In the room: "I'll draw the waitlist state machine, walk one cancellation freeing one slot through offer and accept, then failure paths and booking integration."
If you remember one thing: The booking service owns inventory truth—the waitlist orchestrates people, not seats.
Interview tips
Five exchanges that come up often. Each has what you might say, what they push on, and where to land.
Outbox for notifications
You: "After we create an offer, we call SendGrid synchronously."
They ask: "Email API is slow—what if the worker crashes mid-send?"
Land here: Insert offer row and outbox event in the same transaction. A relay worker pushes to email/push—reliable handoff even if the notifier retries.
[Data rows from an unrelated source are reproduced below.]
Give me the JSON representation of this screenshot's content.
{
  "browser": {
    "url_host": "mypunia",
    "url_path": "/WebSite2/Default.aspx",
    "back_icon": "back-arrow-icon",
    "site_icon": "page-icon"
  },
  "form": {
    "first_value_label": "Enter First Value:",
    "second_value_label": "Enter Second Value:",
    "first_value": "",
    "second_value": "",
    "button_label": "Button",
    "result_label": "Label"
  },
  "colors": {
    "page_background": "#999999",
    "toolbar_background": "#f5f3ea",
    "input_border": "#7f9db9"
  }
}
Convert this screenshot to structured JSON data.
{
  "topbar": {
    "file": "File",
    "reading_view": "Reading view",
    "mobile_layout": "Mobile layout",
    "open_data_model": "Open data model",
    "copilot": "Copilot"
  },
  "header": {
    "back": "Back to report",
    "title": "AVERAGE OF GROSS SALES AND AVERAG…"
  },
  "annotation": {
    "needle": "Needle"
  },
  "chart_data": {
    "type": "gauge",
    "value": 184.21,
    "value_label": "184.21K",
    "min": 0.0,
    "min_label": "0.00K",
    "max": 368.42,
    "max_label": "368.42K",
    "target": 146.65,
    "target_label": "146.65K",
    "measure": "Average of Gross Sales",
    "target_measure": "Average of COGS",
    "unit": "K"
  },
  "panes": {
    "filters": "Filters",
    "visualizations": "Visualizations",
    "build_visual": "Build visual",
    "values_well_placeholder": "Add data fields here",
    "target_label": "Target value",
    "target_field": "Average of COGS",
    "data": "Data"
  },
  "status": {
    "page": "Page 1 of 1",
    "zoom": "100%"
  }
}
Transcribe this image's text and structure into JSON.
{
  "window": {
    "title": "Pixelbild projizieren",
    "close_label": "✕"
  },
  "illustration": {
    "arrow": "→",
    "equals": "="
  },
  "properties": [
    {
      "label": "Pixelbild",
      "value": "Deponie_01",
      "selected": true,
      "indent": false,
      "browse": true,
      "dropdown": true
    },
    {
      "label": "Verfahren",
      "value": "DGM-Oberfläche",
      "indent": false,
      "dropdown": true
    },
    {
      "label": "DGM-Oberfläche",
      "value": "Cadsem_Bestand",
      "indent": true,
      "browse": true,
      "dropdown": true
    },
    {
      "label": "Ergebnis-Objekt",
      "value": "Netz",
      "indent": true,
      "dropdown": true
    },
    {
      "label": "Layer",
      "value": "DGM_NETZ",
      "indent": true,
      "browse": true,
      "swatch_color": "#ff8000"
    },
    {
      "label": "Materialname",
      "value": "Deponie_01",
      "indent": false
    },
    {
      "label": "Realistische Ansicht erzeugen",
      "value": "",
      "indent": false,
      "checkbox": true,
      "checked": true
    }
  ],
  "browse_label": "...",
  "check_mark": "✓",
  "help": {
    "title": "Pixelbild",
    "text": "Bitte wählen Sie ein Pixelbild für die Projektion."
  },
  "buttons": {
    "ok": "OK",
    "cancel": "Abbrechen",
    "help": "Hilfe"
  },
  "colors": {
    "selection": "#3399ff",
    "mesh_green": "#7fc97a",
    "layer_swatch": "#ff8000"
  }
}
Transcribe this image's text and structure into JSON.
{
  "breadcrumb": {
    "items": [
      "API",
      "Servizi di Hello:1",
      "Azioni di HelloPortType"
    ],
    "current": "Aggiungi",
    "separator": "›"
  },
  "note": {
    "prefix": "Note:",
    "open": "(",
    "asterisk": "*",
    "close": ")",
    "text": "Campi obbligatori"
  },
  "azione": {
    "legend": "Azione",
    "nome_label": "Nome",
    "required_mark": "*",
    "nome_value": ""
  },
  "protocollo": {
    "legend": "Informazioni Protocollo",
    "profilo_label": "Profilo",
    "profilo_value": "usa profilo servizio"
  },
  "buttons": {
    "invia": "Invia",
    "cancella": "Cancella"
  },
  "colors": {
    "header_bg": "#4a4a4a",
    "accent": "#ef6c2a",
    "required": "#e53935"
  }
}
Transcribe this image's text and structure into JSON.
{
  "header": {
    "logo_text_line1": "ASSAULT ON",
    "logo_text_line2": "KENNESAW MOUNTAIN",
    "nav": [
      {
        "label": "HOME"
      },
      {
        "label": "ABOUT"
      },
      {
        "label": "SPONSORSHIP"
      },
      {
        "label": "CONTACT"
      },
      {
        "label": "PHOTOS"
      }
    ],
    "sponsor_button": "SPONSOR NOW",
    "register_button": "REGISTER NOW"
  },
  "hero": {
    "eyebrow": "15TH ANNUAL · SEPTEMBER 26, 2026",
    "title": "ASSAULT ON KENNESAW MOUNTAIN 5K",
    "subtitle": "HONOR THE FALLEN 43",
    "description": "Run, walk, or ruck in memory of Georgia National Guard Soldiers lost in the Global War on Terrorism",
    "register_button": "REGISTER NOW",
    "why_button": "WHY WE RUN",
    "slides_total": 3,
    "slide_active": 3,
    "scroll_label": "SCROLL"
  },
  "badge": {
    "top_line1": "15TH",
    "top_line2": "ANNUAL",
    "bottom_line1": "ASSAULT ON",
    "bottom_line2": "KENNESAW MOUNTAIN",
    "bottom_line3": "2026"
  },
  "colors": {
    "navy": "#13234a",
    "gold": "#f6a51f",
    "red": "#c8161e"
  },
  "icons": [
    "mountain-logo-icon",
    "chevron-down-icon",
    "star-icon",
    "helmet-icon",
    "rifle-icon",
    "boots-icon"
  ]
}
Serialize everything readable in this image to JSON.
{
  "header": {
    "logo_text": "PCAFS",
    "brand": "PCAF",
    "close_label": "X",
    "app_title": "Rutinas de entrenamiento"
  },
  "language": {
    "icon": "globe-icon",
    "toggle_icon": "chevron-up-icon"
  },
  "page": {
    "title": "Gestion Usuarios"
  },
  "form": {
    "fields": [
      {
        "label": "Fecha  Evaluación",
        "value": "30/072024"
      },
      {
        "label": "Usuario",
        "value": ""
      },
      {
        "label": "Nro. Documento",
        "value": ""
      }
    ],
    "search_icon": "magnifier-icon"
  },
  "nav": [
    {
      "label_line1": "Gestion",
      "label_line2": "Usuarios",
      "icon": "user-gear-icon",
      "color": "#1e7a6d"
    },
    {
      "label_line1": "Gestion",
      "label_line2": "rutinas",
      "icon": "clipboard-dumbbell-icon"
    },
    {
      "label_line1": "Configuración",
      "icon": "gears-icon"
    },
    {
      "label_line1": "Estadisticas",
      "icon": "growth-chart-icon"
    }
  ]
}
Per-resource serialization
You: "We process all cancellation events in parallel for speed."
They ask: "Two workers free the same seat—do two people get offers?"
Land here: One promotion pipeline per resource—shard lock, partition consumer keyed by resource_id, or idempotent event processing with event_id unique constraint.
Idempotency on accept
You: "User double-taps Accept—we book twice."
They ask: "What stops duplicate charges or duplicate reservations?"
Land here: Idempotency-Key on accept_offer. Booking service dedupes final reservation creation. At-least-once notifications are OK if downstream dedupes.
Position transparency
You: "We show exact rank #847 to everyone."
They ask: "What stops bots from gaming the queue?"
Land here: Opaque bands or estimated wait time are valid product choices. If you show exact rank, document how leave and priority inserts shift positions—and audit every change.
Bulk cancel storm
You: "We offer every freed seat immediately."
They ask: "Weather cancels a festival—500 slots return at once."
Land here: Wave promotions or rate-limit notifications to match provider TPS. Fairness policy: strict FIFO per resource vs batched waves—state it.
If you remember one thing: After each push, name one mechanism—outbox, per-resource lock, idempotency key—not "we'll use a queue."
Capacity estimation
| Load | Implication |
|---|---|
| Waitlist depth per hot event | Millions of rows—index (resource_id, position) or heap by score |
| Offer churn | Short TTL rows and many transitions—archive terminal states to cold storage |
| Notification fan-out | Bursts when many slots return—queue workers sized to provider TPS |
So we cannot: send every email synchronously from the API thread. Promote in batches with backpressure when cancellations spike.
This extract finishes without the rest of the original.